Jenifer Wofford, a part-time art instructor at Diablo Valley College currently teaching the ART 105 course, is an internationally-exhibited artist, and starting this month is showing her work in Hong Kong and two San Francisco shows.

The first exhibit, Galleon Trade: Bay Area Now 5 Edition, opened September 4 at the Yerba Buena Center for the Arts (701 Mission Street at 3rd) in San Francisco, and will run until October 19. It features five Bay Area artists paired with five artists from Manila; Wofford is curator for this show.

Taking the historic Acapulco-Manila galleon route as a metaphor of origin, the Galleon Trade exhibitions seek to create new routes of cultural exchange along old routes of commerce and trade.

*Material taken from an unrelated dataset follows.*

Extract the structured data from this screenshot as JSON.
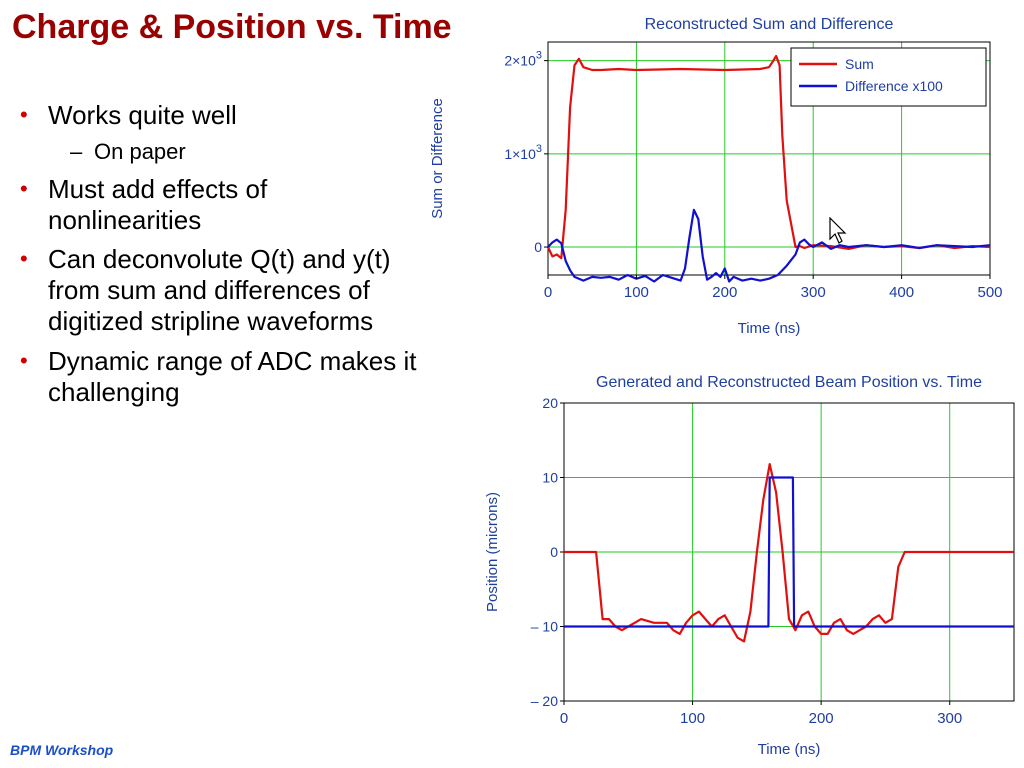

Futuramanila, at the Osage Gallery Kwun Tong in Hong Kong, opened September 5 and runs through October 6. It is a group exhibition by Wofford and 23 contemporary Filipino artists brought together by an association created through artist-run spaces and exchange residency programs. These artists practice both in the Philippines and abroad, exhibit their works locally and internationally, and possess a mutual connection with the collective Filipino identity. Their cross-cultural relations reinforce the core of the exhibit, providing a discussion drawn from various creative viewpoints.

Flor 1973-78 is part of the San Francisco Arts Commission Art on Market Street program. Six large posters, all made by Wofford, are posted in kiosks and illustrate scenes from a year in the life of the fictional Flor Villanueva, a transplant from Manila to San Francisco. The exhibit runs from September 23 to December 23.

The Art on Market Street program provides round-the-clock opportunities for thousands of workers, residents and visitors in downtown San Francisco to view posters of original artwork installed in kiosks. Periodically throughout the year they are also able to enjoy special temporary projects at various locations along Market Street.

Established in 1992, the program has provided artists living in the Bay Area an opportunity to reflect the cultural complexities of a major urban boulevard with artworks created specially for both the Kiosk Poster Series and the Temporary Projects program.